- Born: 1840 Limerick, Ireland
- Died: 10 March 1901 (aged 60–61) Shropshire, England
- Occupation: Surgeon-general
- Children: 4
- Parents: William Ringrose Gore, M.D. (father); Mary Jeners Wilson (mother);

= Albert Augustus Gore =

Irish surgeon-general

Albert Augustus Gore (1840 – 10 March 1901) was an Irish surgeon-general.

==Biography==
Gore born at Limerick in 1840, was eldest son of William Ringrose Gore, M.D., by his wife, Mary Jeners Wilson. He was educated in London, Paris, and Dublin, taking honours in science and medicine at Queen's College, Cork, in 1858, graduating M.D. at the Queen's University, Ireland, and being admitted L.R.C.S., Ireland, in 1860. He joined the army medical staff in 1861, and was appointed assistant surgeon to the 16th lancers.

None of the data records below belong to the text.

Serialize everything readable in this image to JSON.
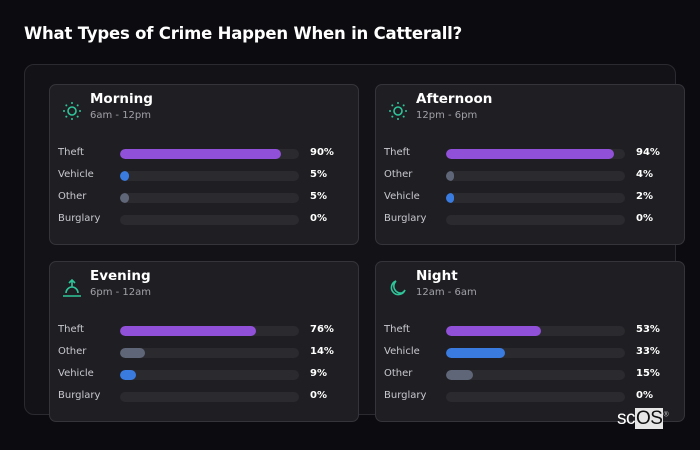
{
  "title": "What Types of Crime Happen When in Catterall?",
  "colors": {
    "Theft": "#9150d8",
    "Vehicle": "#3a7be0",
    "Other": "#5f6678",
    "Burglary": "#5f6678",
    "icon": "#2fc59a"
  },
  "cards": [
    {
      "name": "Morning",
      "range": "6am - 12pm",
      "icon": "sun-icon",
      "rows": [
        {
          "label": "Theft",
          "value": 90,
          "pct": "90%"
        },
        {
          "label": "Vehicle",
          "value": 5,
          "pct": "5%"
        },
        {
          "label": "Other",
          "value": 5,
          "pct": "5%"
        },
        {
          "label": "Burglary",
          "value": 0,
          "pct": "0%"
        }
      ]
    },
    {
      "name": "Afternoon",
      "range": "12pm - 6pm",
      "icon": "sun-icon",
      "rows": [
        {
          "label": "Theft",
          "value": 94,
          "pct": "94%"
        },
        {
          "label": "Other",
          "value": 4,
          "pct": "4%"
        },
        {
          "label": "Vehicle",
          "value": 2,
          "pct": "2%"
        },
        {
          "label": "Burglary",
          "value": 0,
          "pct": "0%"
        }
      ]
    },
    {
      "name": "Evening",
      "range": "6pm - 12am",
      "icon": "sunset-icon",
      "rows": [
        {
          "label": "Theft",
          "value": 76,
          "pct": "76%"
        },
        {
          "label": "Other",
          "value": 14,
          "pct": "14%"
        },
        {
          "label": "Vehicle",
          "value": 9,
          "pct": "9%"
        },
        {
          "label": "Burglary",
          "value": 0,
          "pct": "0%"
        }
      ]
    },
    {
      "name": "Night",
      "range": "12am - 6am",
      "icon": "moon-icon",
      "rows": [
        {
          "label": "Theft",
          "value": 53,
          "pct": "53%"
        },
        {
          "label": "Vehicle",
          "value": 33,
          "pct": "33%"
        },
        {
          "label": "Other",
          "value": 15,
          "pct": "15%"
        },
        {
          "label": "Burglary",
          "value": 0,
          "pct": "0%"
        }
      ]
    }
  ],
  "logo": {
    "text": "scOS"
  }
}
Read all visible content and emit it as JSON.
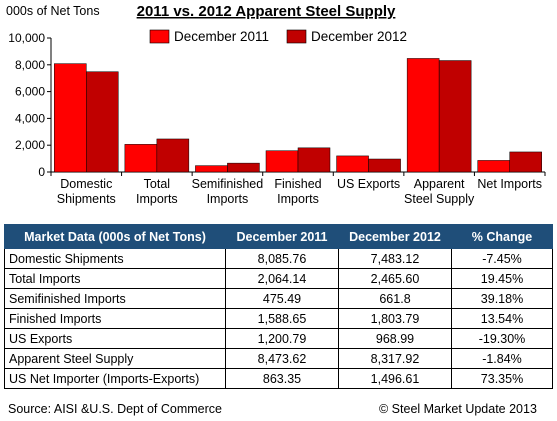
{
  "chart_data": {
    "type": "bar",
    "title": "2011 vs. 2012 Apparent Steel Supply",
    "ylabel": "000s of Net Tons",
    "ylim": [
      0,
      10000
    ],
    "yticks": [
      "0",
      "2,000",
      "4,000",
      "6,000",
      "8,000",
      "10,000"
    ],
    "categories": [
      [
        "Domestic",
        "Shipments"
      ],
      [
        "Total",
        "Imports"
      ],
      [
        "Semifinished",
        "Imports"
      ],
      [
        "Finished",
        "Imports"
      ],
      [
        "US Exports"
      ],
      [
        "Apparent",
        "Steel Supply"
      ],
      [
        "Net Imports"
      ]
    ],
    "series": [
      {
        "name": "December 2011",
        "color": "#ff0000",
        "values": [
          8085.76,
          2064.14,
          475.49,
          1588.65,
          1200.79,
          8473.62,
          863.35
        ]
      },
      {
        "name": "December 2012",
        "color": "#c00000",
        "values": [
          7483.12,
          2465.6,
          661.8,
          1803.79,
          968.99,
          8317.92,
          1496.61
        ]
      }
    ],
    "legend": "top-center",
    "grid": false
  },
  "table": {
    "headers": [
      "Market Data (000s of Net Tons)",
      "December 2011",
      "December 2012",
      "% Change"
    ],
    "rows": [
      [
        "Domestic Shipments",
        "8,085.76",
        "7,483.12",
        "-7.45%"
      ],
      [
        "Total Imports",
        "2,064.14",
        "2,465.60",
        "19.45%"
      ],
      [
        "Semifinished Imports",
        "475.49",
        "661.8",
        "39.18%"
      ],
      [
        "Finished Imports",
        "1,588.65",
        "1,803.79",
        "13.54%"
      ],
      [
        "US Exports",
        "1,200.79",
        "968.99",
        "-19.30%"
      ],
      [
        "Apparent Steel Supply",
        "8,473.62",
        "8,317.92",
        "-1.84%"
      ],
      [
        "US Net Importer (Imports-Exports)",
        "863.35",
        "1,496.61",
        "73.35%"
      ]
    ]
  },
  "footer": {
    "source": "Source:  AISI &U.S. Dept of Commerce",
    "copyright": "©   Steel Market Update 2013"
  }
}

When the regimental service was reduced he volunteered for service in West Africa, and took part in the bombardment and destruction of the Timni town of Massougha, on the Sierra Leone river, on 10 December 1861, the attack on Madoukia on 27 December, and the storming and capture of the stockaded fetish town of Rohea on 28 December. He was mentioned in general orders for his services and for bravery in bringing in a wounded officer. In 1868, he was recommended for promotion on account of services rendered during an epidemic of yellow fever at Sierra Leone. He acted as sanitary officer to the quartermaster-general's staff during the Ashanti war in 1873, and was severely wounded in the action of 3 November near Dunquah, and again at Quarman on 17 November. After six years' service at various base hospitals and as principal medical officer of the army of occupation in Egypt (1882), Gore was appointed principal medical officer north-west district, Mhow division, central India, and afterwards in a similar position to the forces in India. In this capacity he was responsible for the medical arrangements of the Chitral and North-West Frontier campaigns of 1896 and 1897. He retired from the army in 1898, was made C.B. in 1899, and was granted a distinguished service pension.

He died at his residence, Dodington Lodge, Whitchurch, Shropshire, on 10 March 1901. He married in 1866 Rebecca, daughter of John White, by whom he had two sons and two daughters.

Gore was author of:
- ‘A Medical History of our West African Campaigns,’ 1876.
- ‘The Story of our Service under the Crown,’ 1879.